Quem chora pelos mortos de Taguaí?

André Valpaços

 

Uma tragédia na reta final da campanha eleitoral pela prefeitura de São Paulo

 

 

Quarta-feira, dia 25 de novembro de 2020, seria mais um dia de trabalho. A pandemia, o desemprego, a crise capitalista, contra tudo e contra todos, 52 trabalhadores seguem de ônibus a caminho da empresa para mais um dia de trabalho. Cansados, de máscara, cansados e sem máscara, seguem os trabalhadores, homens e mulheres em busca do pão nosso de cada dia. Vida precária, todos cansados e prontos para mais um dia de labuta, silêncio no ônibus que segue pela estrada, levando em seu interior os corpos cansados de homens e mulheres, quase todos jovens. Monótono caminho para mais uma jornada trabalho. Mas guardados em cada um, neste silêncio pesado, sonhos e esperanças de um futuro melhor.

Por volta das 7h o silêncio é subitamente quebrado por um baque forte da colisão contra um caminhão que vinha no sentido contrário na altura do km 172 da Rodovia Alfredo de Oliveira Carvalho:

Com a força do impacto, várias vítimas foram arremessadas do ônibus e ficaram amontoadas na pista, relatou o oficial do Corpo de Bombeiros presente no local. Algumas pessoas ficaram presas às ferragens. Os feridos foram encaminhados para três hospitais da região em Taguaí (SP), Fartura (SP) e Taquarituba (SP).

A delegada responsável pelo caso disse que:

Ele [alegou que] acionou o freio, que não funcionou. Para evitar a colisão, tirou o ônibus à esquerda”, contou a delegada ao Metrópoles, conforme o relato do motorista.

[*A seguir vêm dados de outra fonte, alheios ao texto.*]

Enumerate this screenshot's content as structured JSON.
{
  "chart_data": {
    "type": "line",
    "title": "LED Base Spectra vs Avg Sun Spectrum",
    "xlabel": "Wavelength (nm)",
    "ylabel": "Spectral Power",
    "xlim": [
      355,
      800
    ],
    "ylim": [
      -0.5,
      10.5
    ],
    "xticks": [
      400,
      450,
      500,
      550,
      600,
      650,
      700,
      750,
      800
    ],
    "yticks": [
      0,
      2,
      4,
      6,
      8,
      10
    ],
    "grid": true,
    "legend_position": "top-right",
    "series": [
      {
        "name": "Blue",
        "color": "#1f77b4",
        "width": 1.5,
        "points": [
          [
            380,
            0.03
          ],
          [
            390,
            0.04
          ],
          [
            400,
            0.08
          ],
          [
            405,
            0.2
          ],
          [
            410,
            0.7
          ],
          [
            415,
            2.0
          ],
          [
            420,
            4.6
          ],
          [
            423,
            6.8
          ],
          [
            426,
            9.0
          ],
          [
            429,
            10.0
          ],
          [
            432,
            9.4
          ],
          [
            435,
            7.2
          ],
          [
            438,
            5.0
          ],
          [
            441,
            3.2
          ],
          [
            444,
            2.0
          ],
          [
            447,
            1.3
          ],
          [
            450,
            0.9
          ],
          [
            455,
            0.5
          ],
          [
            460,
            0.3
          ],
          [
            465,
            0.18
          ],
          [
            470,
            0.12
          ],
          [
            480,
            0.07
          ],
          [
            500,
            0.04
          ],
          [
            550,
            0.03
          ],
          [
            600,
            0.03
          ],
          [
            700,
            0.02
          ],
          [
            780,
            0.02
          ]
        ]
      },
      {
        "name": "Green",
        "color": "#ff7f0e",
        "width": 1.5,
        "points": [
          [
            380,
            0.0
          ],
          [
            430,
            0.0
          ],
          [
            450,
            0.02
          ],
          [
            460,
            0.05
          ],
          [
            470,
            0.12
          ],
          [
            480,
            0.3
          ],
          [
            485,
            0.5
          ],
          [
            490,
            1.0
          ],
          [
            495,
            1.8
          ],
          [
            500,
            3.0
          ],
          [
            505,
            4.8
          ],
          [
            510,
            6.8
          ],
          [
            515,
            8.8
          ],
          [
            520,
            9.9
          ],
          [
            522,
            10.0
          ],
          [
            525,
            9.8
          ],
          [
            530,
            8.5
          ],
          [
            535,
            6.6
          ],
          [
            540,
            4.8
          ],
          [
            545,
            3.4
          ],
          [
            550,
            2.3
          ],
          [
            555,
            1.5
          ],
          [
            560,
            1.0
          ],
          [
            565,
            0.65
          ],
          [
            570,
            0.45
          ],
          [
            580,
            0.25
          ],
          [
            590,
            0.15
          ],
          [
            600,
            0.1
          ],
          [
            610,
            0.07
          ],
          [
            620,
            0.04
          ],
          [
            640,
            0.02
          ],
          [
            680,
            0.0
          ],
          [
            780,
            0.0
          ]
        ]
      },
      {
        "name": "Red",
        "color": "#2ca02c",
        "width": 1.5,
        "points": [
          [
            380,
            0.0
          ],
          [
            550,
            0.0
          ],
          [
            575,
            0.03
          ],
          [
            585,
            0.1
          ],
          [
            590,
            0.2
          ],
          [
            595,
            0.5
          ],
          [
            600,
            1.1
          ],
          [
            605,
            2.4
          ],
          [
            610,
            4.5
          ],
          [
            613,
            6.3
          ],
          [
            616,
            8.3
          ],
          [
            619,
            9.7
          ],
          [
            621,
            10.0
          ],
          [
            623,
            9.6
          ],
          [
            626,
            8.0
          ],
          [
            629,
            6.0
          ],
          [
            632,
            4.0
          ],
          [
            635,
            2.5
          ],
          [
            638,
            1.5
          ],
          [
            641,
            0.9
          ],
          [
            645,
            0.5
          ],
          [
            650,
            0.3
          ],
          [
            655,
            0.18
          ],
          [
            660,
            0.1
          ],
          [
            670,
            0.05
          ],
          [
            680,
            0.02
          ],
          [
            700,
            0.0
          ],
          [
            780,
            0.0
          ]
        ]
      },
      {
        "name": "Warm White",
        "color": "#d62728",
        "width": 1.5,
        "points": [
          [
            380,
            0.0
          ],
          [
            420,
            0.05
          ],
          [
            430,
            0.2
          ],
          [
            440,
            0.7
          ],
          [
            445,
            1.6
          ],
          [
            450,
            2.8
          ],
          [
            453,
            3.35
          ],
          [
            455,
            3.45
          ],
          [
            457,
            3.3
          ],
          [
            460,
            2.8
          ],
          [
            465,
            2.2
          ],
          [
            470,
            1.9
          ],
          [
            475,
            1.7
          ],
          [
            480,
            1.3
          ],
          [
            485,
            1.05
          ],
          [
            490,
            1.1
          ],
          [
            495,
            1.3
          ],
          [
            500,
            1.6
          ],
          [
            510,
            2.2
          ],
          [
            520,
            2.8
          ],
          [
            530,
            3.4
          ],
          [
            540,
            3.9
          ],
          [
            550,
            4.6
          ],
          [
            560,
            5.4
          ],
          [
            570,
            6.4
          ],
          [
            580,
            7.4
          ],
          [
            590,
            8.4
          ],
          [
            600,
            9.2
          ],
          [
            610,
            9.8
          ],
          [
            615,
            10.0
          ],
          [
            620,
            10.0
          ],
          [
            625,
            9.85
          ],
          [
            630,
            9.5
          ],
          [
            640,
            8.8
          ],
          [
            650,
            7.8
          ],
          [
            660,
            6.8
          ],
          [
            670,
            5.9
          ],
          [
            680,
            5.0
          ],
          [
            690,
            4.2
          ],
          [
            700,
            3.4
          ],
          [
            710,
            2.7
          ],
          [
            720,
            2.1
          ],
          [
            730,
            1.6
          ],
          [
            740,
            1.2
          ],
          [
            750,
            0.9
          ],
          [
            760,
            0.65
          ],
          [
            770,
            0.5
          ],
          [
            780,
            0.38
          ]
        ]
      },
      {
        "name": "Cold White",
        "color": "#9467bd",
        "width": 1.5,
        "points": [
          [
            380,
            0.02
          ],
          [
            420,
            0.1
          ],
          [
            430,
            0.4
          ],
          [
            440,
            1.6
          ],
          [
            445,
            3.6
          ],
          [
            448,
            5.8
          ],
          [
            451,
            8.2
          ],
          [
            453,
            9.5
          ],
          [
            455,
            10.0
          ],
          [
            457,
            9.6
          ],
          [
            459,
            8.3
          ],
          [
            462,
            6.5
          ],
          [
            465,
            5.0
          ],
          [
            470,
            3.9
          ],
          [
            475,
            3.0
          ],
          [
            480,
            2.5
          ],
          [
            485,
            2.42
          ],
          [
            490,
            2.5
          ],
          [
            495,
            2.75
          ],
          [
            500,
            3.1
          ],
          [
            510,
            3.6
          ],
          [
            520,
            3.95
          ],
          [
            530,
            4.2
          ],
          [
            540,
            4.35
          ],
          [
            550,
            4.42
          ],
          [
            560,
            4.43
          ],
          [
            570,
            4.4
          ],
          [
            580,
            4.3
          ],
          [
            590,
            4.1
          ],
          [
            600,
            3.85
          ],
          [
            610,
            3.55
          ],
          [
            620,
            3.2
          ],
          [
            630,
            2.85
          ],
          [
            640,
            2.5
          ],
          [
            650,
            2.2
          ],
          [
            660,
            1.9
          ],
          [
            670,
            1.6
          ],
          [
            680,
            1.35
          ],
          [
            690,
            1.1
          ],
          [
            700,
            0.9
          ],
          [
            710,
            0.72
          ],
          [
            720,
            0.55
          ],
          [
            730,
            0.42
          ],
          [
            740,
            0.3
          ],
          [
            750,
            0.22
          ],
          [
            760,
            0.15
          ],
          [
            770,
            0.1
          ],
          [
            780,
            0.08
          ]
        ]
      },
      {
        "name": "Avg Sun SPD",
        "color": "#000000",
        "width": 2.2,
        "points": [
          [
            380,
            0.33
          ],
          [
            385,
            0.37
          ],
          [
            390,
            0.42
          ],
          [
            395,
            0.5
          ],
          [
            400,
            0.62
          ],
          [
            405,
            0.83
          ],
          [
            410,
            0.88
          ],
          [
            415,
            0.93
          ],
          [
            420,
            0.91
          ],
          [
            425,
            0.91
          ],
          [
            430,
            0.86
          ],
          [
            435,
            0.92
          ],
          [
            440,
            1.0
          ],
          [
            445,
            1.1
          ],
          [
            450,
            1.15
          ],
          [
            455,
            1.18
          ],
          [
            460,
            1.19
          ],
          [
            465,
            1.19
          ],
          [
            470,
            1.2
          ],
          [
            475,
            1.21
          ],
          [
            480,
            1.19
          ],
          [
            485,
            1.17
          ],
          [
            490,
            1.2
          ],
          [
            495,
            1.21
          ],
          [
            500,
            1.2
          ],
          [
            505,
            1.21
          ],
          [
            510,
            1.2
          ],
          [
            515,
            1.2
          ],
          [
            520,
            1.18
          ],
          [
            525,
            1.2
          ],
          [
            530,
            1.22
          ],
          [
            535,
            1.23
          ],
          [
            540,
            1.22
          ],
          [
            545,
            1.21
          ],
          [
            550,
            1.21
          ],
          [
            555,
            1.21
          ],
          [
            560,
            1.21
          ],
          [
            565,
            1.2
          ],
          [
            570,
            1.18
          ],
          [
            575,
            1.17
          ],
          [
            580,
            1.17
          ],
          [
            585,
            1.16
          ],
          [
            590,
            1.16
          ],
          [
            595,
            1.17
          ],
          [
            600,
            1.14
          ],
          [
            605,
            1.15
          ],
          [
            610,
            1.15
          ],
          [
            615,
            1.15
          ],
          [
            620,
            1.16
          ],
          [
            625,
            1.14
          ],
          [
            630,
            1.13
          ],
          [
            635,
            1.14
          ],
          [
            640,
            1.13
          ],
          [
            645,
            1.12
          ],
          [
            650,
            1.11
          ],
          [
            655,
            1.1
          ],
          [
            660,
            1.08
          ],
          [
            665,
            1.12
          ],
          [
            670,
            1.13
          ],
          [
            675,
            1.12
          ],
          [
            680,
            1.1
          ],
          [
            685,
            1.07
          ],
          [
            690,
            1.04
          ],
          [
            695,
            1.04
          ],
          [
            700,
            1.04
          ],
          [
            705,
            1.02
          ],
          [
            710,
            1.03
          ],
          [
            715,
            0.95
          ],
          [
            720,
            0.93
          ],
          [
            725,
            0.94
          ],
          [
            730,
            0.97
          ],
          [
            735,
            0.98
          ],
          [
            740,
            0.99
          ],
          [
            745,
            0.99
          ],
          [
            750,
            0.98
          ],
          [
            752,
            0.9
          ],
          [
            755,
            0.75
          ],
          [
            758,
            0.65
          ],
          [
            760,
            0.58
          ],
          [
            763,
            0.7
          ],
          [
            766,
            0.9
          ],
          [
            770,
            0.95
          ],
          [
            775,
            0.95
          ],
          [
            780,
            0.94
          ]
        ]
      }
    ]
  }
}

A companheira do Gelson, o motorista do caminhão, informou a um jornalista que ele não tinha habilitação para dirigir caminhão, tinha apenas habilitação provisória para carro e, por isso, levava outro caminhoneiro junto nas viagens. Jovem de 22 anos, provavelmente ganhava experiência na profissão ou fazia um bico para sobreviver, ou as duas coisas. E o prato de comida daquele dia ? Não precisou. A sua companheira há de recordar os sonhos e um futuro que nunca virá.

A imprensa burguesa baseada nas informações da Agência de Transporte do Estado de São Paulo (Artesp), corre para revelar que a empresa de ônibus Star Viagem e Turismo é clandestina e não tinha autorização para operar.“ Ficaram de apresentar a documentação”. “Eles confirmam em certo ponto a falta dos registros”. “Atribuem à Covid-19 não terem conseguindo a renovação” – tudo isso disse a delegada. E ainda mais:  o veículo tinha 11 multas e estava com IPVA, licenciamento e DPVAT atrasados.

Em nota à imprensa, no entanto, a empresa negou irregularidades. “Toda a documentação relativa ao veículo envolvido no trágico acidente está em conformidade com os órgãos governamentais e em perfeita validade”.

Com esta declaração antecipa os primeiros movimentos de uma longa, desgastante e provavelmente infrutífera luta judicial para as famílias dos trabalhadores mortos.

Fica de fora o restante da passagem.